Soca, Stewed Chicken and BYOB
Oliver’s mas band wasn’t a commercial operation. It was a “family” band. The matriarch collected my money for the T-shirt; her daughter gave it to me. Friends of the family distributed food for the day, a plastic container of stewed chicken. (Monday’s meal was curry chicken). Four dozen other adults and kids wandered around the warehouse. When Roland, head of the Trinbago/Inspirational Arts group, finally arrived, we loaded up a coach and sound truck and made the 30-minute journey from East London to West London.
By the time we arrived at the start of the Carnival route, we were the last mas band. A multicultural steel band passed in front of our truck. To my left, steel bands and soca trucks entered the parade route.
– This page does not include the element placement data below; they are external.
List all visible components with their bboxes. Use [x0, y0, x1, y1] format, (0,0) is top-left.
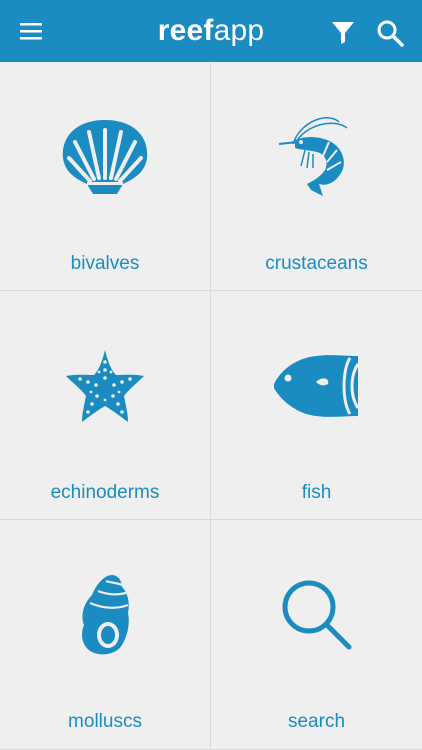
shell-icon — [50, 102, 160, 212]
category-echinoderms[interactable]: echinoderms — [0, 291, 211, 520]
fish-icon — [262, 331, 372, 441]
category-label: echinoderms — [50, 482, 160, 503]
category-label: search — [287, 711, 346, 732]
filter-icon[interactable] — [330, 20, 356, 46]
app-title-light: app — [213, 14, 265, 47]
category-crustaceans[interactable]: crustaceans — [211, 62, 422, 291]
category-molluscs[interactable]: molluscs — [0, 520, 211, 750]
category-grid: bivalves crustaceans echinoderms fish mo… — [0, 62, 422, 750]
app-title-bold: reef — [157, 14, 214, 47]
hamburger-menu-icon[interactable] — [20, 20, 42, 42]
magnifier-icon — [262, 560, 372, 670]
snail-shell-icon — [50, 560, 160, 670]
app-title: reefapp — [158, 14, 265, 48]
category-fish[interactable]: fish — [211, 291, 422, 520]
shrimp-icon — [262, 102, 372, 212]
category-label: fish — [301, 482, 332, 503]
app-bar: reefapp — [0, 0, 422, 62]
category-label: molluscs — [68, 711, 142, 732]
category-label: bivalves — [70, 253, 140, 274]
category-bivalves[interactable]: bivalves — [0, 62, 211, 291]
search-icon[interactable] — [376, 19, 404, 47]
starfish-icon — [50, 331, 160, 441]
category-search[interactable]: search — [211, 520, 422, 750]
category-label: crustaceans — [265, 253, 368, 274]
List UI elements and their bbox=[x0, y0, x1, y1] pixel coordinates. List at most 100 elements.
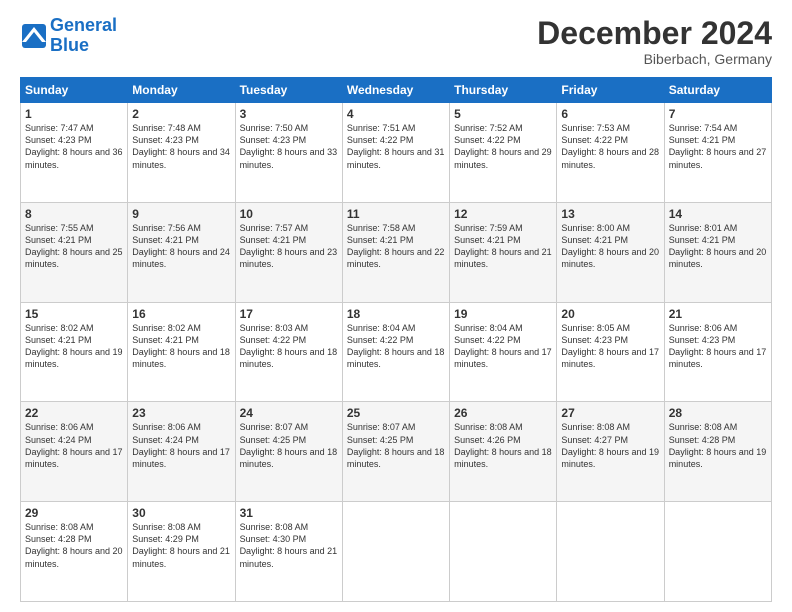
calendar-cell: 29Sunrise: 8:08 AMSunset: 4:28 PMDayligh… bbox=[21, 502, 128, 602]
day-number: 16 bbox=[132, 307, 230, 321]
day-number: 2 bbox=[132, 107, 230, 121]
day-number: 19 bbox=[454, 307, 552, 321]
day-info: Sunrise: 8:00 AMSunset: 4:21 PMDaylight:… bbox=[561, 222, 659, 271]
logo-blue: Blue bbox=[50, 35, 89, 55]
calendar-weekday-monday: Monday bbox=[128, 78, 235, 103]
day-number: 24 bbox=[240, 406, 338, 420]
calendar-cell: 31Sunrise: 8:08 AMSunset: 4:30 PMDayligh… bbox=[235, 502, 342, 602]
day-number: 29 bbox=[25, 506, 123, 520]
day-number: 4 bbox=[347, 107, 445, 121]
day-info: Sunrise: 8:04 AMSunset: 4:22 PMDaylight:… bbox=[347, 322, 445, 371]
calendar-weekday-thursday: Thursday bbox=[450, 78, 557, 103]
day-info: Sunrise: 8:08 AMSunset: 4:28 PMDaylight:… bbox=[669, 421, 767, 470]
day-number: 12 bbox=[454, 207, 552, 221]
day-info: Sunrise: 7:58 AMSunset: 4:21 PMDaylight:… bbox=[347, 222, 445, 271]
calendar-cell: 26Sunrise: 8:08 AMSunset: 4:26 PMDayligh… bbox=[450, 402, 557, 502]
calendar-cell: 27Sunrise: 8:08 AMSunset: 4:27 PMDayligh… bbox=[557, 402, 664, 502]
logo-general: General bbox=[50, 15, 117, 35]
calendar-cell: 24Sunrise: 8:07 AMSunset: 4:25 PMDayligh… bbox=[235, 402, 342, 502]
calendar-cell: 2Sunrise: 7:48 AMSunset: 4:23 PMDaylight… bbox=[128, 103, 235, 203]
day-number: 31 bbox=[240, 506, 338, 520]
day-number: 28 bbox=[669, 406, 767, 420]
calendar-cell bbox=[664, 502, 771, 602]
day-info: Sunrise: 8:04 AMSunset: 4:22 PMDaylight:… bbox=[454, 322, 552, 371]
day-info: Sunrise: 8:03 AMSunset: 4:22 PMDaylight:… bbox=[240, 322, 338, 371]
calendar-weekday-saturday: Saturday bbox=[664, 78, 771, 103]
day-number: 5 bbox=[454, 107, 552, 121]
calendar-cell: 19Sunrise: 8:04 AMSunset: 4:22 PMDayligh… bbox=[450, 302, 557, 402]
location: Biberbach, Germany bbox=[537, 51, 772, 67]
day-info: Sunrise: 7:52 AMSunset: 4:22 PMDaylight:… bbox=[454, 122, 552, 171]
calendar-cell: 4Sunrise: 7:51 AMSunset: 4:22 PMDaylight… bbox=[342, 103, 449, 203]
logo: General Blue bbox=[20, 16, 117, 56]
calendar-week-row: 8Sunrise: 7:55 AMSunset: 4:21 PMDaylight… bbox=[21, 202, 772, 302]
calendar-cell: 23Sunrise: 8:06 AMSunset: 4:24 PMDayligh… bbox=[128, 402, 235, 502]
calendar-weekday-sunday: Sunday bbox=[21, 78, 128, 103]
day-info: Sunrise: 8:06 AMSunset: 4:23 PMDaylight:… bbox=[669, 322, 767, 371]
calendar-header-row: SundayMondayTuesdayWednesdayThursdayFrid… bbox=[21, 78, 772, 103]
day-info: Sunrise: 7:48 AMSunset: 4:23 PMDaylight:… bbox=[132, 122, 230, 171]
day-info: Sunrise: 7:54 AMSunset: 4:21 PMDaylight:… bbox=[669, 122, 767, 171]
day-info: Sunrise: 8:07 AMSunset: 4:25 PMDaylight:… bbox=[240, 421, 338, 470]
day-number: 11 bbox=[347, 207, 445, 221]
day-number: 10 bbox=[240, 207, 338, 221]
header: General Blue December 2024 Biberbach, Ge… bbox=[20, 16, 772, 67]
day-number: 3 bbox=[240, 107, 338, 121]
day-info: Sunrise: 7:47 AMSunset: 4:23 PMDaylight:… bbox=[25, 122, 123, 171]
calendar-cell: 17Sunrise: 8:03 AMSunset: 4:22 PMDayligh… bbox=[235, 302, 342, 402]
calendar-cell: 8Sunrise: 7:55 AMSunset: 4:21 PMDaylight… bbox=[21, 202, 128, 302]
day-number: 25 bbox=[347, 406, 445, 420]
calendar-cell: 30Sunrise: 8:08 AMSunset: 4:29 PMDayligh… bbox=[128, 502, 235, 602]
day-info: Sunrise: 8:08 AMSunset: 4:27 PMDaylight:… bbox=[561, 421, 659, 470]
day-info: Sunrise: 7:50 AMSunset: 4:23 PMDaylight:… bbox=[240, 122, 338, 171]
day-number: 26 bbox=[454, 406, 552, 420]
logo-icon bbox=[20, 22, 48, 50]
day-number: 15 bbox=[25, 307, 123, 321]
day-number: 7 bbox=[669, 107, 767, 121]
day-info: Sunrise: 7:53 AMSunset: 4:22 PMDaylight:… bbox=[561, 122, 659, 171]
day-info: Sunrise: 8:02 AMSunset: 4:21 PMDaylight:… bbox=[25, 322, 123, 371]
day-number: 17 bbox=[240, 307, 338, 321]
calendar-cell: 3Sunrise: 7:50 AMSunset: 4:23 PMDaylight… bbox=[235, 103, 342, 203]
calendar-cell: 5Sunrise: 7:52 AMSunset: 4:22 PMDaylight… bbox=[450, 103, 557, 203]
page: General Blue December 2024 Biberbach, Ge… bbox=[0, 0, 792, 612]
day-number: 8 bbox=[25, 207, 123, 221]
calendar-cell: 11Sunrise: 7:58 AMSunset: 4:21 PMDayligh… bbox=[342, 202, 449, 302]
day-number: 18 bbox=[347, 307, 445, 321]
day-number: 27 bbox=[561, 406, 659, 420]
day-number: 6 bbox=[561, 107, 659, 121]
calendar-weekday-wednesday: Wednesday bbox=[342, 78, 449, 103]
day-number: 13 bbox=[561, 207, 659, 221]
day-number: 9 bbox=[132, 207, 230, 221]
calendar-cell: 20Sunrise: 8:05 AMSunset: 4:23 PMDayligh… bbox=[557, 302, 664, 402]
calendar-cell: 10Sunrise: 7:57 AMSunset: 4:21 PMDayligh… bbox=[235, 202, 342, 302]
day-number: 23 bbox=[132, 406, 230, 420]
calendar-cell: 28Sunrise: 8:08 AMSunset: 4:28 PMDayligh… bbox=[664, 402, 771, 502]
day-info: Sunrise: 7:56 AMSunset: 4:21 PMDaylight:… bbox=[132, 222, 230, 271]
calendar-week-row: 22Sunrise: 8:06 AMSunset: 4:24 PMDayligh… bbox=[21, 402, 772, 502]
day-info: Sunrise: 8:05 AMSunset: 4:23 PMDaylight:… bbox=[561, 322, 659, 371]
calendar-cell: 6Sunrise: 7:53 AMSunset: 4:22 PMDaylight… bbox=[557, 103, 664, 203]
day-info: Sunrise: 8:08 AMSunset: 4:30 PMDaylight:… bbox=[240, 521, 338, 570]
calendar-cell: 9Sunrise: 7:56 AMSunset: 4:21 PMDaylight… bbox=[128, 202, 235, 302]
day-info: Sunrise: 7:51 AMSunset: 4:22 PMDaylight:… bbox=[347, 122, 445, 171]
calendar-cell: 21Sunrise: 8:06 AMSunset: 4:23 PMDayligh… bbox=[664, 302, 771, 402]
day-info: Sunrise: 8:08 AMSunset: 4:29 PMDaylight:… bbox=[132, 521, 230, 570]
calendar-cell: 22Sunrise: 8:06 AMSunset: 4:24 PMDayligh… bbox=[21, 402, 128, 502]
day-info: Sunrise: 8:06 AMSunset: 4:24 PMDaylight:… bbox=[25, 421, 123, 470]
day-info: Sunrise: 8:08 AMSunset: 4:28 PMDaylight:… bbox=[25, 521, 123, 570]
day-number: 1 bbox=[25, 107, 123, 121]
calendar-weekday-friday: Friday bbox=[557, 78, 664, 103]
day-info: Sunrise: 8:08 AMSunset: 4:26 PMDaylight:… bbox=[454, 421, 552, 470]
calendar-cell bbox=[557, 502, 664, 602]
calendar-week-row: 29Sunrise: 8:08 AMSunset: 4:28 PMDayligh… bbox=[21, 502, 772, 602]
calendar-cell: 16Sunrise: 8:02 AMSunset: 4:21 PMDayligh… bbox=[128, 302, 235, 402]
calendar-cell: 1Sunrise: 7:47 AMSunset: 4:23 PMDaylight… bbox=[21, 103, 128, 203]
calendar-cell: 12Sunrise: 7:59 AMSunset: 4:21 PMDayligh… bbox=[450, 202, 557, 302]
day-info: Sunrise: 8:07 AMSunset: 4:25 PMDaylight:… bbox=[347, 421, 445, 470]
calendar-cell: 18Sunrise: 8:04 AMSunset: 4:22 PMDayligh… bbox=[342, 302, 449, 402]
calendar-weekday-tuesday: Tuesday bbox=[235, 78, 342, 103]
day-info: Sunrise: 8:01 AMSunset: 4:21 PMDaylight:… bbox=[669, 222, 767, 271]
day-number: 30 bbox=[132, 506, 230, 520]
calendar-cell: 14Sunrise: 8:01 AMSunset: 4:21 PMDayligh… bbox=[664, 202, 771, 302]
I saw a sea of thousands, many carrying the flags of their ancestor’s islands: Trinidad, St. Lucia, Barbados, Grenada.
“Is this really children’s day?” I thought. I’d expected a very tame Carnival on Sunday—one bereft of alcohol and filled with innocent music. Other than the costumed kids in our band, no other kids lined the streets of the carnival.
Entering the parade route, the sound truck started blaring a fast, syncopated music that made everyone jump up and down. As we set out on a five-hour circular journey, I hoped the DJs would throw in some Jamaican dancehall along with the soca. (The only soca song I ever remember hearing on BET or American radio was Kevin Lyttle’s “Turn Me On.”)
After the costumed kids crossed the “stage” and bands passed the judging station, adults relaxed and started to enjoy themselves. Bottles of rum and homemade rum punch emerged from band members’ plastic bags. Did I miss the memo that Carnival was BYOB?
The most popular soca tunes always make reference to wining, a dance in which women (and men) wind their hips, often together, up against the sound truck or on the ground. Taking in the new music and dancing, I tried my best not to look like the only American in the band. That meant wining, drinking, and jumping up and down.
Monday, I repeated it all over again—this time with my own bottle of rum punch, courtesy of Oliver.